In the realm of karmic debt, Chanel owes Cocteau (maybe that’s why she disparaged him). Before Cocteau, the Chanel aesthetic may have been everywhere—the war was over and women were free, free, free at last; they lopped off their hair, wore cardigans and belts, and looked like paperboys—but Chanel herself was still the shy pilot fish attached to the side of the gilded pelagic that was Misia Sert. And at Chanel Modes, aside from a few actresses and It girls—the 1920s’ equivalent of young, red carpet B-listers most famous for marrying the much-tattooed guitarists of alt-rock bands—Chanel’s clientele consisted of the carriage trade. Who else could afford her astronomical prices? And then as now, the carriage trade was, well, stodgy. In the famous Mac vs. PC computer commercials they’re PC, only in better suits.

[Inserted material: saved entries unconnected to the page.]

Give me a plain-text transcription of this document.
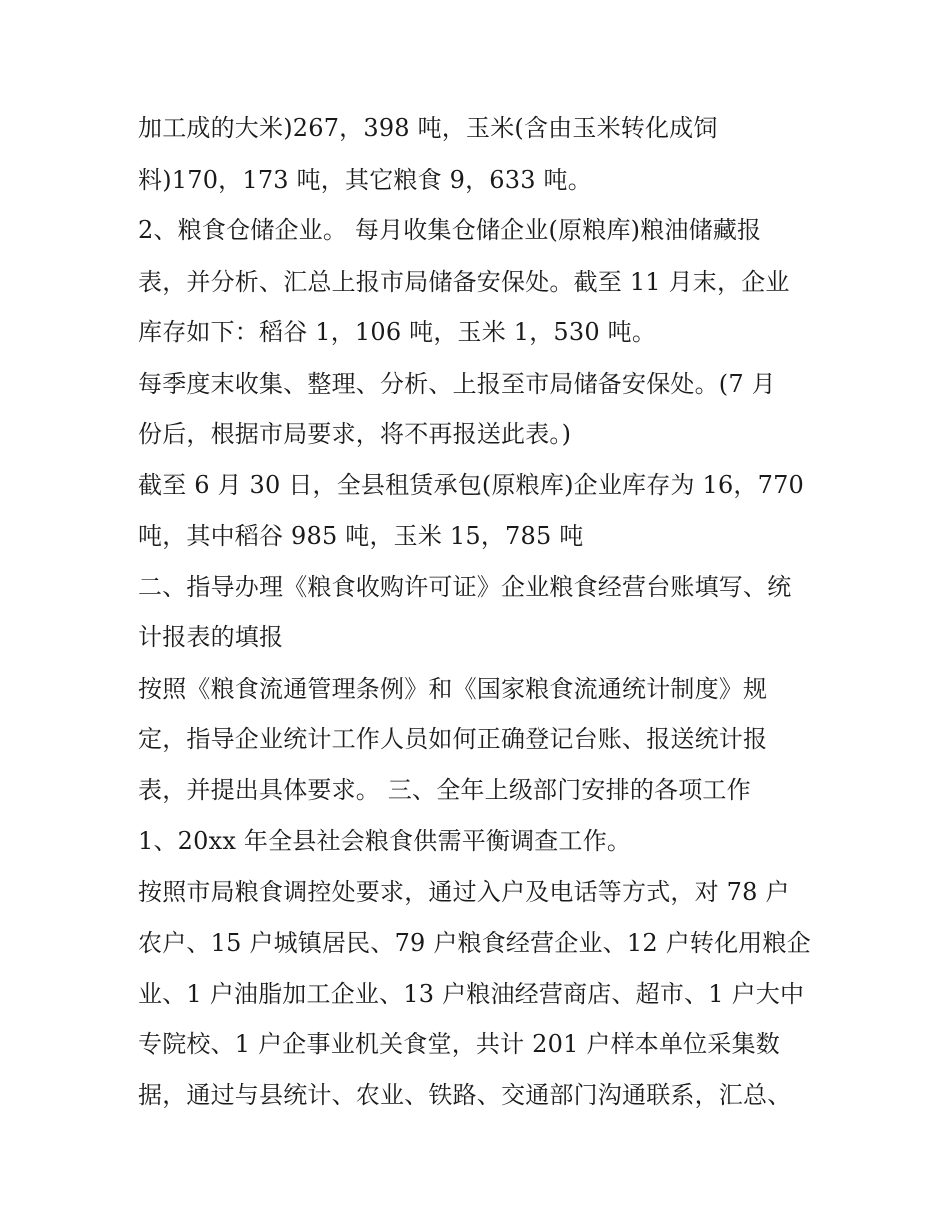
加工成的大米)267，398 吨，玉米(含由玉米转化成饲
料)170，173 吨，其它粮食 9，633 吨。
2、粮食仓储企业。 每月收集仓储企业(原粮库)粮油储藏报
表，并分析、汇总上报市局储备安保处。截至 11 月末，企业
库存如下：稻谷 1，106 吨，玉米 1，530 吨。
每季度末收集、整理、分析、上报至市局储备安保处。(7 月
份后，根据市局要求，将不再报送此表。)
截至 6 月 30 日，全县租赁承包(原粮库)企业库存为 16，770
吨，其中稻谷 985 吨，玉米 15，785 吨
二、指导办理《粮食收购许可证》企业粮食经营台账填写、统
计报表的填报
按照《粮食流通管理条例》和《国家粮食流通统计制度》规
定，指导企业统计工作人员如何正确登记台账、报送统计报
表，并提出具体要求。 三、全年上级部门安排的各项工作
1、20xx 年全县社会粮食供需平衡调查工作。
按照市局粮食调控处要求，通过入户及电话等方式，对 78 户
农户、15 户城镇居民、79 户粮食经营企业、12 户转化用粮企
业、1 户油脂加工企业、13 户粮油经营商店、超市、1 户大中
专院校、1 户企事业机关食堂，共计 201 户样本单位采集数
据，通过与县统计、农业、铁路、交通部门沟通联系，汇总、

But becoming friends with Cocteau and his avant-garde artist pals conferred upon Chanel a high-gloss sheen of über stylishness (white-hot searchlights!) that was eclipsed for a decade or so mid-twentieth century, but has never really deserted her. After she fell in with Cocteau, not only were her clothes all the rage, she was all the rage, living at the red-hot center of Parisian artistic life, partying late into the night at Le Boeuf sur le Toit (The Ox on the Roof) with a nexus of poets, painters, musicians, theater types, art dealers, and, yes, the fringe of the carriage trade, the really rich folks who had a taste for the wild side.

Thus, at the intersection of Art and Commerce sat Chic, in the person of Coco Chanel. Talk about your cross-branding! Without too much trouble Cocteau conned her into designing the costumes for his production of Antigone (it doesn’t get more artistically high-falutin’ than that). Characteristically, Chanel defied conventional wisdom and stuck the actors in heavy Scotch woolens, which would have given Sophocles’ Greeks heatstroke, not to mention an itchy rash. The press praised her ensembles as being accurate and authentic. She went on to make a mini-career of costume design, stepping up to the plate once again for both Le Train Bleu and Orphée.

Meanwhile, Chanel helped with Cocteau’s bills, specifically the steep cost of rehab. Known quaintly as “the cure,” everything back then was more romantic, even drug addiction, specifically opium drug addiction. At the risk of revealing my total naiveté regarding such matters—do they even have such a thing anymore? Isn’t opium the puffy-shirt, poetry-writing great-grandpa of heroin?

Anyway, Cocteau began smoking the stuff in earnest after the death of his lover, the literary prodigy Raymond Radiguet. Nicknamed Monsieur Bébé, Mister Baby, by a gang of pals that included Juan Gris, Picasso, Ernest Hemingway, and Chanel, Radiguet published his first novel, The Devil in the Flesh, when he was twenty (he’d been writing since he was fifteen).